« Mais cette croissance à la vitesse grand V s'est faite aux dépends d'autres équipements informatiques » (à propos du marché des tablettes tactiles).
(Clémence Dunand, sur lesechos.fr, le 22 octobre 2013)
(photo Wikipédia sous licence GFDL par Blake Patterson)
Ce que j'en pense
Notre journaliste aurait-elle oublié de noter sur ses tablettes que la locution aux dépens de a bien plus à voir avec dépenser qu'avec dépendre, eu égard à l'étymologie ?

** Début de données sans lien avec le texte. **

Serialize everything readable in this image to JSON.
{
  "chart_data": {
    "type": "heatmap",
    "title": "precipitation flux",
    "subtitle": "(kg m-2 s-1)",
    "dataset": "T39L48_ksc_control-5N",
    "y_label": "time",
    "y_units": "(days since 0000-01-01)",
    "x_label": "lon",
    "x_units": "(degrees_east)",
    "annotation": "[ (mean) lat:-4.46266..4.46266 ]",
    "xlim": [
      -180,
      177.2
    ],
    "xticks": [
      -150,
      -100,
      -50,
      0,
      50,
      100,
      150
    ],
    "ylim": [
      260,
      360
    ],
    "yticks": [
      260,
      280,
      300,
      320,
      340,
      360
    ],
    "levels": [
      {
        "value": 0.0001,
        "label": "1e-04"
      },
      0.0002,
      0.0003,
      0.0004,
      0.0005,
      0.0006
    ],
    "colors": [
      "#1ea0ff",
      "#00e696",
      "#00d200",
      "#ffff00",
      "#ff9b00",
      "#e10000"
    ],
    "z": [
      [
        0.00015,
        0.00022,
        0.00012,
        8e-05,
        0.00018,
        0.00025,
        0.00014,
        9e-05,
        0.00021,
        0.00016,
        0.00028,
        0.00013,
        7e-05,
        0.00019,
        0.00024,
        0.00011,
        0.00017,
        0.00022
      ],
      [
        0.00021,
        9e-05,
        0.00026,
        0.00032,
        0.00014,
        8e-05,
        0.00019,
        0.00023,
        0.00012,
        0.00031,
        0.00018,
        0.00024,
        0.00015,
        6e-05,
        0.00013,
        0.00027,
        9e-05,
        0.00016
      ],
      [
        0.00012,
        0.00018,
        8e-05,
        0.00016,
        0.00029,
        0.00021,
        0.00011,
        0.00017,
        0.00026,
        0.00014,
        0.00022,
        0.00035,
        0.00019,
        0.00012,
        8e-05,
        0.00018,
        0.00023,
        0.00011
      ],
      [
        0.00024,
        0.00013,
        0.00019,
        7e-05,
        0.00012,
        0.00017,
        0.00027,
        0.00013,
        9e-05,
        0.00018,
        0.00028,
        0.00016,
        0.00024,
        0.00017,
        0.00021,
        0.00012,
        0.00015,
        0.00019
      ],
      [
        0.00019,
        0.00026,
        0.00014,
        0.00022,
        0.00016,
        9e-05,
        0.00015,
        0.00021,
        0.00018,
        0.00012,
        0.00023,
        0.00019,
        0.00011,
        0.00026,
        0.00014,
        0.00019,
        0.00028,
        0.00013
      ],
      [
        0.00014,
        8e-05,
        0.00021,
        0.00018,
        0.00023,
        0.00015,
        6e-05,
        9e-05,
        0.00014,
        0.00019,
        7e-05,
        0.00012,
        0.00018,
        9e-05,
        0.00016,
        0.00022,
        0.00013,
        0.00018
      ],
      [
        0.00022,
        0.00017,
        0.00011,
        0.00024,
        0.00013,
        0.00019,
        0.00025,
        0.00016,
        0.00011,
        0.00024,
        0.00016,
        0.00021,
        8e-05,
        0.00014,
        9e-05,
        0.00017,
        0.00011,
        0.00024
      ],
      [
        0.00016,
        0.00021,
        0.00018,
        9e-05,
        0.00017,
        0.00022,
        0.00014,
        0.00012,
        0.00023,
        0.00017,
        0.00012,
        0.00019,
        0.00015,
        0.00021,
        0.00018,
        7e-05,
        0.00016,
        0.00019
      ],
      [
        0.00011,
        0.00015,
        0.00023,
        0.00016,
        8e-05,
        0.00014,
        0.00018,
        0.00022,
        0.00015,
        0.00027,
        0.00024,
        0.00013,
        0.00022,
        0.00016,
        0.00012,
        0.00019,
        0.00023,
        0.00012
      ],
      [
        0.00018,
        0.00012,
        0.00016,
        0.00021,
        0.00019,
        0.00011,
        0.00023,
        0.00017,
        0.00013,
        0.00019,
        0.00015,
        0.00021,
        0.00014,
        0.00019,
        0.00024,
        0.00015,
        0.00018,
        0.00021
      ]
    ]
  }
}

Emprunté du latin dispensum, participe passé neutre substantivé de dispendere (« peser en distribuant, partager ; distribuer ») à l'origine de l'adjectif dispendieux, dépens est un ancien nom masculin pluriel qui n'est plus guère employé au sens propre de « frais, ce que l'on dépense » que dans le vocabulaire juridique, la langue usuelle lui ayant depuis longtemps préféré dépense(s). Il subsiste dans la locution prépositive aux dépens de, qui signifie proprement « aux frais de » (Il vit grassement, il s'est enrichi à mes dépens) et, figurément, « au détriment, au préjudice de » (Apprendre quelque chose à ses dépens).
Rien à voir, donc, avec la forme conjuguée du verbe dépendre, emprunté du latin dependere : (je, tu) dépends. C'est pourquoi on veillera à ne pas affubler notre substantif (toujours employé au pluriel, à l'instar de frais) d'un d que rien ne justifie. La Fontaine ne s'y est pas trompé, lui qui écrivait en 1668 : « Apprenez que tout flatteur / Vit aux dépens de celui qui l'écoute. » Après tout, cette leçon vaut bien un fromage et une tablette... de chocolat !
Ce qu'il conviendrait de dire
Cette croissance s'est faite aux dépens d'autres équipements informatiques.